Freddy was from Tanzania. He had recently moved to Cape Town with his family and was trying to secure a new house for them, which would have been a step up from the crudely made shacks that littered the surrounding lowlands of the city. All he needed was enough for a housing deposit, he said, and his family was guaranteed a home. I gave him the 250 Rand he asked for (about 25 US Dollars) because his heartfelt story had gotten through to my conscience. A week later I was surprised to find Freddy at our gate again, with news that he'd gotten the house! Freddy became a frequent visitor to our house, always giving us updates on the house and his increasingly problematic landlord. And then for a month Freddy didn't show up. We later found out that Freddy couldn't come up with the rent for his new house, and it was taken away from him. His family had nowhere to stay, and he couldn't feed his baby, so he killed himself.

South Africa changed the way I look at poverty and Africa as a whole. I learned about apartheid through the perspective of people that had experienced it, and then saw the effects of it first hand as I traveled around southern Africa. Africa showed me that travel is necessary not only to learn how the world works, but also to learn who you really are as a person. I discovered within me a burning enthusiasm to learn everything I could about Africa and third world politics. What I discovered from my stay in Cape Town and from the subsequent black studies and African anthropology classes I took back home is that third world politics and environmentalism, my other prominent academic interest, are driven by similar forces. Many of the biggest problems endangering the health of our planet, such as deforestation, water and air pollution, and soil erosion, all can be pegged as the consequences of poverty and unwise developmental strategies used by third world countries.

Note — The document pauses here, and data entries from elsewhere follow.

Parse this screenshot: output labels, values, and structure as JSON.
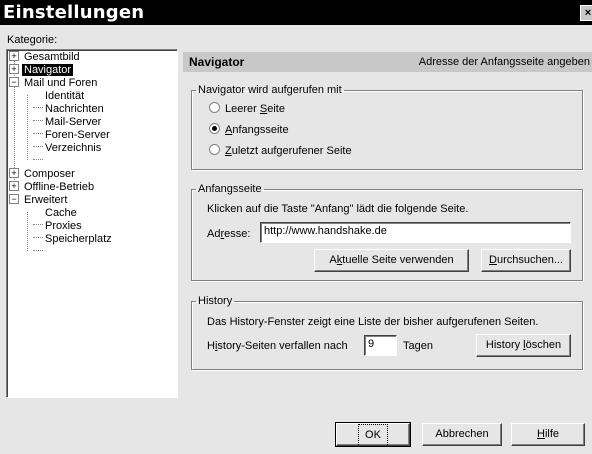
{
  "window": {
    "title": "Einstellungen",
    "close_glyph": "×"
  },
  "category_label": "Kategorie:",
  "tree": [
    {
      "label": "Gesamtbild",
      "expander": "+"
    },
    {
      "label": "Navigator",
      "expander": "+",
      "selected": true
    },
    {
      "label": "Mail und Foren",
      "expander": "−"
    },
    {
      "label": "Identität"
    },
    {
      "label": "Nachrichten"
    },
    {
      "label": "Mail-Server"
    },
    {
      "label": "Foren-Server"
    },
    {
      "label": "Verzeichnis"
    },
    {
      "label": "Composer",
      "expander": "+"
    },
    {
      "label": "Offline-Betrieb",
      "expander": "+"
    },
    {
      "label": "Erweitert",
      "expander": "−"
    },
    {
      "label": "Cache"
    },
    {
      "label": "Proxies"
    },
    {
      "label": "Speicherplatz"
    }
  ],
  "panel": {
    "title": "Navigator",
    "description": "Adresse der Anfangsseite angeben"
  },
  "start_group": {
    "legend": "Navigator wird aufgerufen mit",
    "options": [
      {
        "pre": "Leerer ",
        "ul": "S",
        "post": "eite",
        "checked": false
      },
      {
        "pre": "",
        "ul": "A",
        "post": "nfangsseite",
        "checked": true
      },
      {
        "pre": "",
        "ul": "Z",
        "post": "uletzt aufgerufener Seite",
        "checked": false
      }
    ]
  },
  "home_group": {
    "legend": "Anfangsseite",
    "info": "Klicken auf die Taste \"Anfang\" lädt die folgende Seite.",
    "address_pre": "Ad",
    "address_ul": "r",
    "address_post": "esse:",
    "address_value": "http://www.handshake.de",
    "use_current_pre": "A",
    "use_current_ul": "k",
    "use_current_post": "tuelle Seite verwenden",
    "browse_ul": "D",
    "browse_post": "urchsuchen..."
  },
  "history_group": {
    "legend": "History",
    "info": "Das History-Fenster zeigt eine Liste der bisher aufgerufenen Seiten.",
    "expire_pre": "H",
    "expire_ul": "i",
    "expire_post": "story-Seiten verfallen nach",
    "days_value": "9",
    "days_unit": "Tagen",
    "clear_pre": "History ",
    "clear_ul": "l",
    "clear_post": "öschen"
  },
  "footer": {
    "ok": "OK",
    "cancel": "Abbrechen",
    "help_ul": "H",
    "help_post": "ilfe"
  }
}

I want to study both environmental law and international law because each individual subject only becomes stronger, both more coherent and more relevant when viewed from each others' perspectives. Environmentalism cannot be viewed on just a local level, because the environment is a global system, just as one cannot conduct international business or aim to solve international social problems without first taking into account the environmental implications. Seeing the amazing wildlife of Kruger National Park, the breathtaking views of Blyde River Canyon, and lush rainforests of Mozambique reminded me of how much beauty there is in the natural world, and how much it's worth saving. Meeting people like Freddy showed me the depths of human suffering, and that people like him are out there and need our help. In my mind, the best tools available to me in order to make a difference in the world are through the study of law, where I can combine my interests in environmental and international law into a challenging and rewarding career.